Making the most of powerful online resources

Gerry says good online students aren’t terribly different than good off-line students, although they may face different challenges.

“They’re both better off if they tend to be self-motivated, good time managers and disciplined and persistent in taking steps toward accomplishing their academic goals. For the online student, it also helps if they have written communications skills, since that is largely how they will be communicating in their online coursework; a willingness to ask questions, because their online instructors won’t have the benefit of nonverbal cues like facial expressions to determine if the point is getting across; and, naturally, basic technical skills like navigating online environments and downloading software,” he said.

Students who procrastinate or feel they need the structure of being in a classroom to motivate them may have trouble with online courses, Gerry says, adding that Purdue is working hard in this new environment to respond to students having these kinds of issues.

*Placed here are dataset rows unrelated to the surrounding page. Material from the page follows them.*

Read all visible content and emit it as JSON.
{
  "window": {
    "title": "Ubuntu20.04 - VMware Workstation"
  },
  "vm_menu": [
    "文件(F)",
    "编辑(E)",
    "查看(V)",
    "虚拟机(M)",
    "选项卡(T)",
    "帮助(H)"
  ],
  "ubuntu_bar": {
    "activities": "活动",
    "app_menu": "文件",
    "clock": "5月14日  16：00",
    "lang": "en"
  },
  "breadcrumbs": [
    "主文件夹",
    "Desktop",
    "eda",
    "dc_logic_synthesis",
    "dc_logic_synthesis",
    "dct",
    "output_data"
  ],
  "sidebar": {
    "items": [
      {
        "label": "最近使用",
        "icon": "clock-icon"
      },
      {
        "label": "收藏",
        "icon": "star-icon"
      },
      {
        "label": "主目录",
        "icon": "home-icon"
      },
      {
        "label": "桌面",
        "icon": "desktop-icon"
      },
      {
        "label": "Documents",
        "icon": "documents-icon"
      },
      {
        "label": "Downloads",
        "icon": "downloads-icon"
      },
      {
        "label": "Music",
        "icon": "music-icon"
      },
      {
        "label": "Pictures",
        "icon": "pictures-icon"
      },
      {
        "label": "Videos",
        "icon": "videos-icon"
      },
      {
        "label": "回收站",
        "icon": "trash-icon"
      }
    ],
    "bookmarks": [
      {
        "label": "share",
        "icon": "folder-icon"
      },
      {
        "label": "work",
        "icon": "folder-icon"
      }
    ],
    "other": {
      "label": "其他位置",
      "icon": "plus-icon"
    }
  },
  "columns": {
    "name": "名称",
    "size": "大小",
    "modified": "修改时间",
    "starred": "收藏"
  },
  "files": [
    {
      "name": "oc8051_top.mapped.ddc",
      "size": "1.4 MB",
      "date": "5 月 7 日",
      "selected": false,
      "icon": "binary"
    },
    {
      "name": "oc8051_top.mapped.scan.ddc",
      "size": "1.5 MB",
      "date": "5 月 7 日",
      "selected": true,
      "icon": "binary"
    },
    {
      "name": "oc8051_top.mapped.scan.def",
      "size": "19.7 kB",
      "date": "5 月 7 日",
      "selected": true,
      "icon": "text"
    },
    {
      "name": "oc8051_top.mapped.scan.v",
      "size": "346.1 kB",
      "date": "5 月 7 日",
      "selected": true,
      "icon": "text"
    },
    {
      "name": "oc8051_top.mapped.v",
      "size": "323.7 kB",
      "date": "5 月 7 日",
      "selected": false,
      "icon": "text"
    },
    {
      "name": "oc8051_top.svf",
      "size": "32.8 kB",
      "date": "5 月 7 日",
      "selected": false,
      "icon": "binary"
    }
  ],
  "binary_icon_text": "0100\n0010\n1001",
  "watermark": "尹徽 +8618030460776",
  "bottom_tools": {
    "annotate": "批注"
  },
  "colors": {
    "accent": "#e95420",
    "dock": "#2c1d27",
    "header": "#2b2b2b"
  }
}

“From an institutional perspective, you need leadership and faculty buy-in to be successful and you need to be prepared to invest in a user-friendly infrastructure,” Gerry says.

University leaders are pleased with the success of Purdue’s highly ranked schools of Civil Engineering, Electrical and Computer Engineering, and Mechanical Engineering, which are or soon will offer affordable and fully online master’s programs — the first ever offered at less than $25,000 — through edX. This includes a “MicroMasters” program in Advanced Electronics that can stack up to a full master’s degree in Electrical and Computer Engineering.

MicroMasters are the edX name for a series of graduate-level courses that teach valuable stand-alone skills for career advancement, while at the same time serving as stepping stones to a full master’s degree. Students win whether they decide to go full degree or not.

Also of note are a number of career advancement partnerships Purdue has developed since the advent of Purdue Online, including programs in high-demand fields such as analytics, data science and cybersecurity. Meanwhile, Purdue Global is now the preferred provider for educational benefits offered by a number of major corporations, among them New Balance, Papa John’s, Securitas and Trilogy Health Services.

Growing enrollment, growing online and growing hybrid programs

While some institutions have resisted offering online courses, in some cases for fear it would overcome traditional enrollment, Purdue hasn’t had that concern.

“We have swum against the current of decreasing enrollment others have seen,” Gerry said. “Our on-campus enrollment actually has been growing, to the point where we’re beginning to ask just how big we should allow ourselves to become.”

While this semester will finish as online only, the university put in hundreds of hours over what was supposed to be Spring Break to ensure the semester could safely be completed.

The university will evaluate how to proceed when the world is once again allowed to safely gather in person. Purdue will get back to in-person teaching and learning when it is safe to do so again, but also evaluate what it learns from its stint as an entirely online university.

“We really are at a point where life-long learning is almost essential,” he said. “The pandemic just reinforces that online offerings are key to making learning possible anytime anywhere as individual, or societal, circumstances dictate.”